Here's my problem: I can easily identify matches, e.g., the CA atoms for both the A and B versions, but
1) I also have to match everything in between, so a single global regex won't work,
2) a lookbehind would work great...except that it's variable length, and
3) I can't seem to get the look ahead to work

Here's a regex that works if the lines are grouped according to atom type (i.e., the two CA lines are consecutive). It matches any atom record (including those without a specific altloc -- this does happen) and checks the next line for an alternate version. I've broken it up and commented for this post, but it should still work. There are a couple of extra capture groups in there -- just ignore 'em.
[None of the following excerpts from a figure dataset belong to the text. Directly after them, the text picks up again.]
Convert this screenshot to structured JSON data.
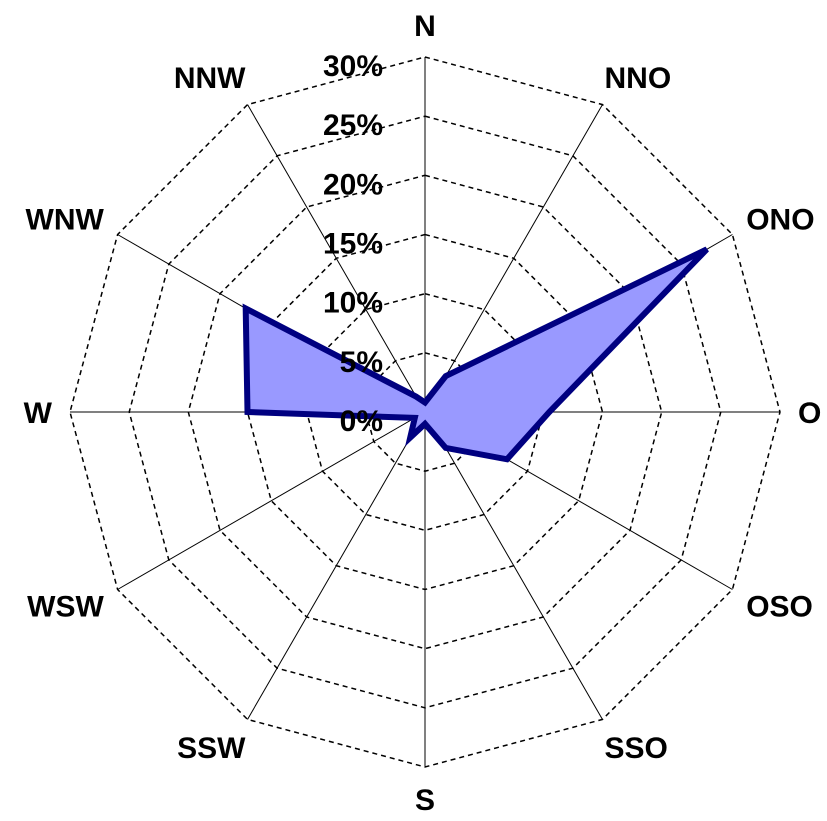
{
  "chart_data": {
    "type": "radar",
    "title": "",
    "categories": [
      "N",
      "NNO",
      "ONO",
      "O",
      "OSO",
      "SSO",
      "S",
      "SSW",
      "WSW",
      "W",
      "WNW",
      "NNW"
    ],
    "series": [
      {
        "values": [
          0.8,
          3.5,
          27.5,
          10.5,
          8.0,
          3.5,
          1.0,
          2.5,
          1.0,
          15.0,
          17.5,
          1.5
        ]
      }
    ],
    "rlim": [
      0,
      30
    ],
    "ticks": [
      {
        "value": 0,
        "label": "0%"
      },
      {
        "value": 5,
        "label": "5%"
      },
      {
        "value": 10,
        "label": "10%"
      },
      {
        "value": 15,
        "label": "15%"
      },
      {
        "value": 20,
        "label": "20%"
      },
      {
        "value": 25,
        "label": "25%"
      },
      {
        "value": 30,
        "label": "30%"
      }
    ],
    "grid": true,
    "colors": {
      "fill": "#9999ff",
      "stroke": "#000080",
      "grid": "#000000"
    }
  }
}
my $rx_altloc = qr/ ^(ATOM.{9} # match only atom records (.{3}) # capture atom name (and any space included) (.) # capture alternate location identifier \w{3} # match the amino acid name (.{6}) # capture chain and residue number .+$ [\r\n]) # match the rest of the line (?:(^ATOM.{9} # make sure the next line(s) is an atom record (?=\2).{3} # make sure same atom name (?!\3). # make sure different alternate location \w{3} # don't care if it's the same residue type (?=\4).{6} # make sure it's the same chain and residue .+$ [\r\n])+) # match the rest of the line (?{ $altloc = $3; }) /xm; ... $file_contents =~ s/$rx_altloc/$1/g; /xm;

Unfortunately, there are many cases where the corresponding alternate locations are grouped together rather than by atom type, i.e., first example. I cannot simply remove all lines containing a different alternate id because...well, there are several issues with standardization. Because I need variable length, I cannot use lookbehind, so I decided to use lookahead. The following is a regex that correctly matches without lookaround, but fails with the lookahead.
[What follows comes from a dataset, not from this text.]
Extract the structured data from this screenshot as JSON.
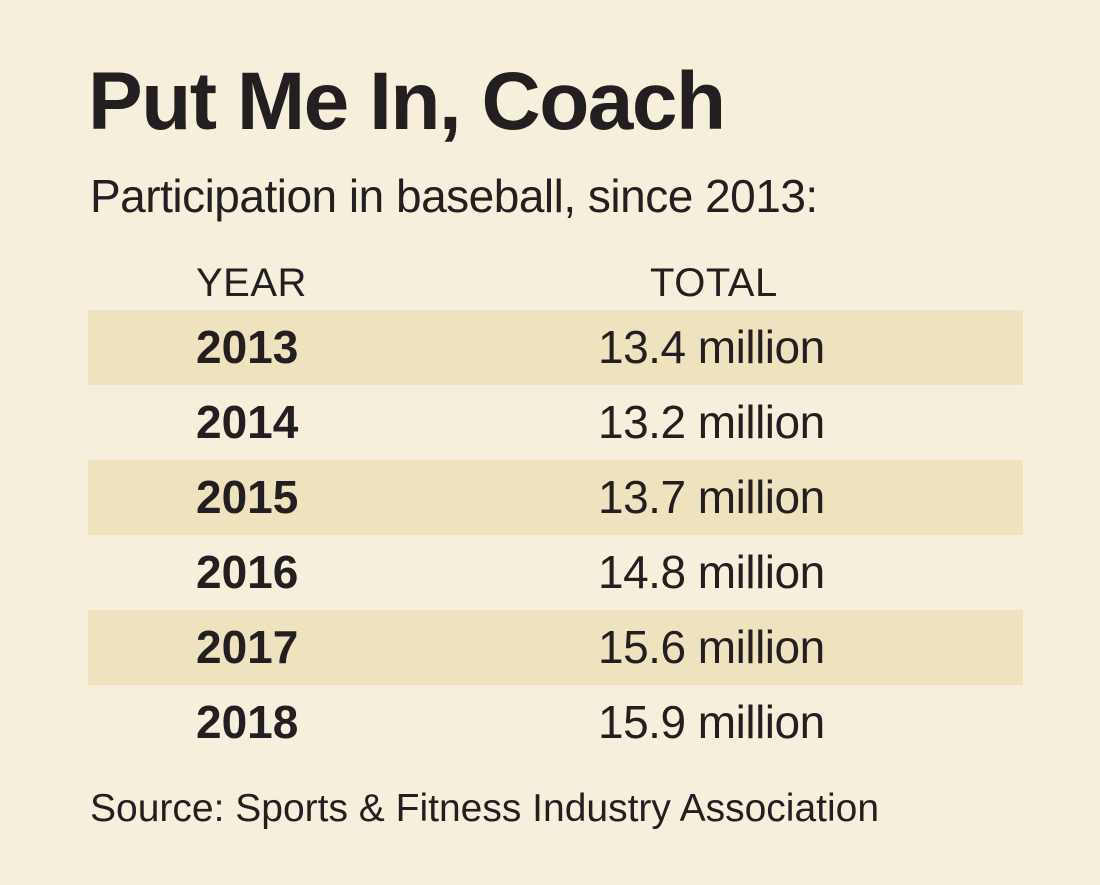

my $rx_altloc_groupByAlt = qr/ #(?= (^ATOM.{9}(.{3})(\w)\w{3}(.{6}).+$ [\r\n]) ((?:^.+$ [\r\n])*) #) (ATOM.{9}\2(?!\3).\w{3}\4.+$ [\r\n]) (?{ $altloc = $3; }) /xm; ... $file_contents =~ s/$rx_altloc_groupByAlt//g;

However, because it matches all the in between lines, it only matches once, not globally, hence the need for lookaround.

Sorry for the lengthy explanation. I'd appreciate any help / love to discuss possible options. Thanks!!
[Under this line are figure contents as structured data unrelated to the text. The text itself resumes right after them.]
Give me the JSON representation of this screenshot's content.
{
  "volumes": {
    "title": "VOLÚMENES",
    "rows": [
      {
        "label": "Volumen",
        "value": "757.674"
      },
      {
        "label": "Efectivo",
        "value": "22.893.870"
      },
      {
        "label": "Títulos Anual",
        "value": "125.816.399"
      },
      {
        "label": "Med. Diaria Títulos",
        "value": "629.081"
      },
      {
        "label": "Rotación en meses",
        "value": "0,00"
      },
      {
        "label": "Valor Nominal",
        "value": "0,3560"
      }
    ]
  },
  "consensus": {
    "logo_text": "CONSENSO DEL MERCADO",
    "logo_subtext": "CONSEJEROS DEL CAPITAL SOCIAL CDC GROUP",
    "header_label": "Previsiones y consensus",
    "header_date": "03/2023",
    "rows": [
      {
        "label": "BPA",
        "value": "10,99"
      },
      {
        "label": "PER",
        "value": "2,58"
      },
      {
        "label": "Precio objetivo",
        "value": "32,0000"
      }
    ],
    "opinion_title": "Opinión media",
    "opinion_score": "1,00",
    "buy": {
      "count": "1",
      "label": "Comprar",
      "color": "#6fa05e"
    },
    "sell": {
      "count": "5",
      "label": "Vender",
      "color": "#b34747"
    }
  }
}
Replies are listed 'Best First'.
Re: Distant Global Regex Challenge
by SuicideJunkie (Vicar) on Mar 13, 2012 at 21:20 UTC

    What if you spin through the file once up front, making a hash. Keys are the important data. Values are an array of line numbers where that data was found.

    Filter out all the hash entries with a single line number, and you'll be left with the duplicates. Take all those line numbers, and sort.

    Second pass through, you can use the list of line numbers to drop the duplicates.

      Right -- good solution. Like I said, there are easier ways to do it, but I'm curious if there is a way to do it with a single, one pass, global regex.

      (I've actually implemented something similar to what you suggested just for the time being. At each line, I check for an existing altloc-atom name combo. If it exists, I skip the line, otherwise I update the hash with the new info. This gives me a single pass, though without the elegance of a regex)

      Thanks!

Re: Distant Global Regex Challenge
by muppetjones (Novice) on Mar 13, 2012 at 17:38 UTC
    Oops, thought I was logged on -- I posted this. Sorry.